I was in Surrey Pet Supplies this afternoon and thought I might get a sneak peek of the new Reptile Centre which opens this Saturday.

Sadly, I wasn't allowed in but was told that there are about 100 vivariums and lots of different and unusual animals some have even arrived today!

I can't wait to have a look around, I guess I'll have to wait til Saturday!


----------



## petman99 (Aug 22, 2010)

weemanelite said:


> I was in Surrey Pet Supplies this afternoon and thought I might get a sneak peek of the new Reptile Centre which opens this Saturday.
> 
> Sadly, I wasn't allowed in but was told that there are about 100 vivariums and lots of different and unusual animals some have even arrived today!
> 
> I can't wait to have a look around, I guess I'll have to wait til Saturday!


Not long till Saturday
Still more animals to arrive plus our 9ft Vivs going in tomorrow.


----------



## petman99 (Aug 22, 2010)




----------



## petman99 (Aug 22, 2010)

Thank you to everyone that came along today to our opening of our new reptile display centre.
I hope everyone liked what they saw
Looking forward to adding more reps in the coming weeks so watch this space.


----------



## weemanelite (Jul 28, 2010)

I was at the opening of the new centre and it was great.
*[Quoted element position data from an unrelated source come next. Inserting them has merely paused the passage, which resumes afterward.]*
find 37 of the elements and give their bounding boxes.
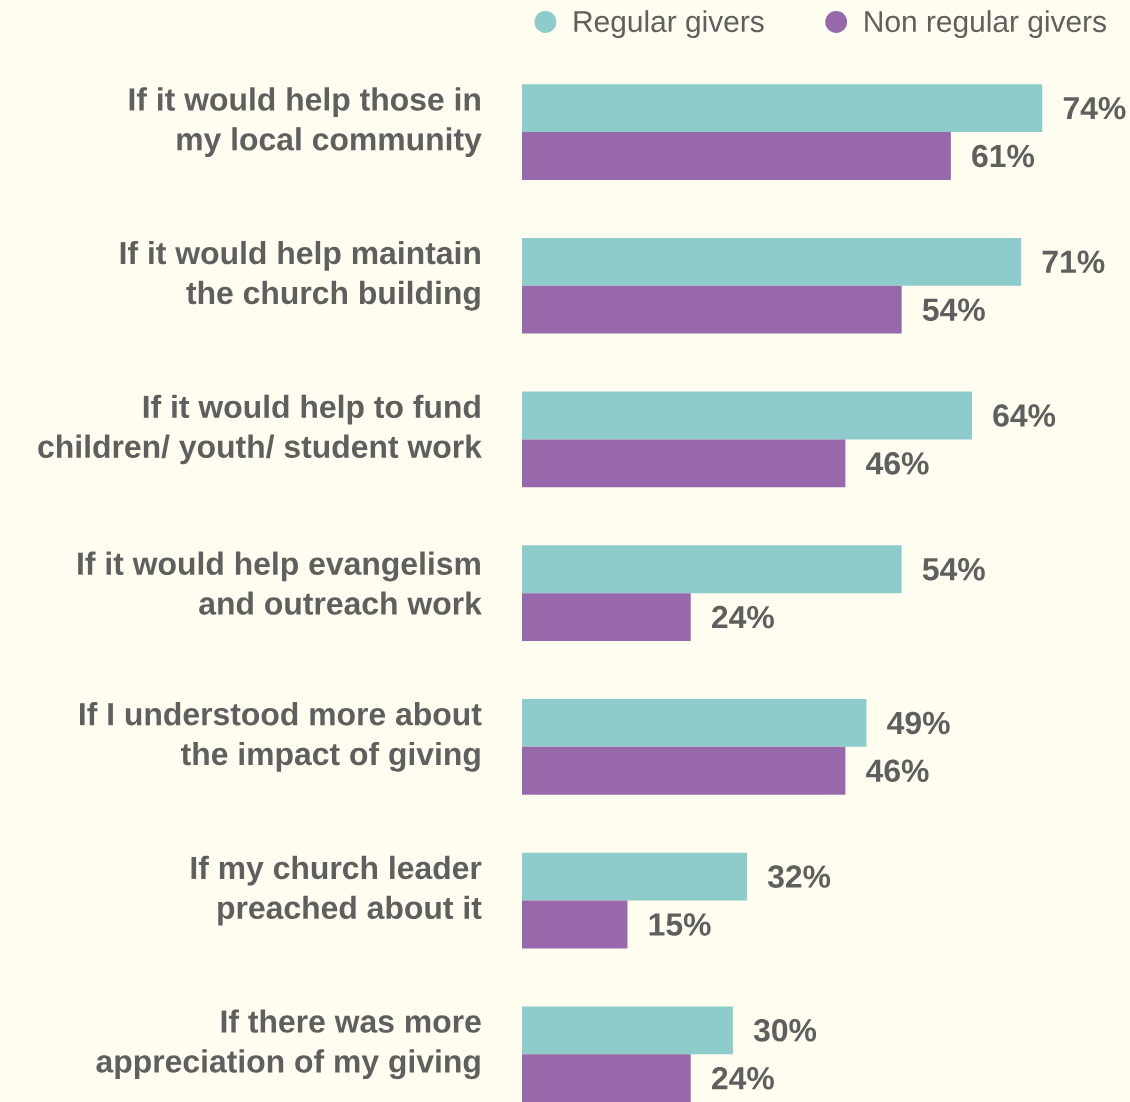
bar <box>522 1006 733 1055</box>
bar <box>522 131 951 180</box>
bar <box>522 1054 691 1102</box>
bar <box>522 439 846 488</box>
data-label: 54% <box>922 298 985 321</box>
data-label: 64% <box>993 404 1056 427</box>
data-label: 46% <box>866 451 929 475</box>
data-label: 46% <box>866 759 929 782</box>
data-label: 54% <box>922 557 985 581</box>
bar <box>522 900 628 949</box>
data-label: 30% <box>753 1018 817 1042</box>
bar <box>522 592 691 641</box>
bar <box>522 746 846 795</box>
bar <box>522 698 867 747</box>
data-label: 49% <box>887 711 950 735</box>
bar <box>522 237 1022 286</box>
data-label: 71% <box>1042 250 1105 273</box>
bar <box>522 84 1043 132</box>
bar <box>522 391 972 440</box>
y-tick-label: If it would help evangelism and outreach work <box>78 551 482 615</box>
legend-label: Non regular givers <box>865 9 1106 38</box>
data-label: 24% <box>712 1066 774 1090</box>
bar <box>522 285 902 334</box>
y-tick-label: If it would help to fund children/ youth/ student work <box>38 394 482 465</box>
y-tick-label: If my church leader preached about it <box>191 855 482 926</box>
y-tick-label: If it would help those in my local community <box>129 87 482 157</box>
y-tick-label: If it would help maintain the church building <box>120 240 480 311</box>
y-tick-label: If I understood more about the impact of giving <box>79 701 482 772</box>
bar <box>522 545 902 593</box>
y-tick-label: If there was more appreciation of my giving <box>96 1009 481 1079</box>
data-label: 32% <box>767 865 831 888</box>
bar <box>522 852 747 901</box>
data-label: 61% <box>972 144 1035 168</box>
data-label: 15% <box>649 913 711 936</box>
legend-label: Regular givers <box>574 9 764 38</box>
data-label: 74% <box>1063 96 1126 120</box>
data-label: 24% <box>712 605 774 629</box>
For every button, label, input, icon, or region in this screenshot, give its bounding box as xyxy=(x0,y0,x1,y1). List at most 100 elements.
Lots of lovely animals, setups and knowledgable staff. The variety of animals is huge and all nicely presented. Well worth a trip to see.


----------



## saracen (Oct 13, 2011)

Just come from the Surrey PS website, you have some very interesting livestock [Boa's & Pythons] for sale :2thumb: like many others, I'll be watching with much interest & wish you all the very best ::no1:

kindest Saracen


----------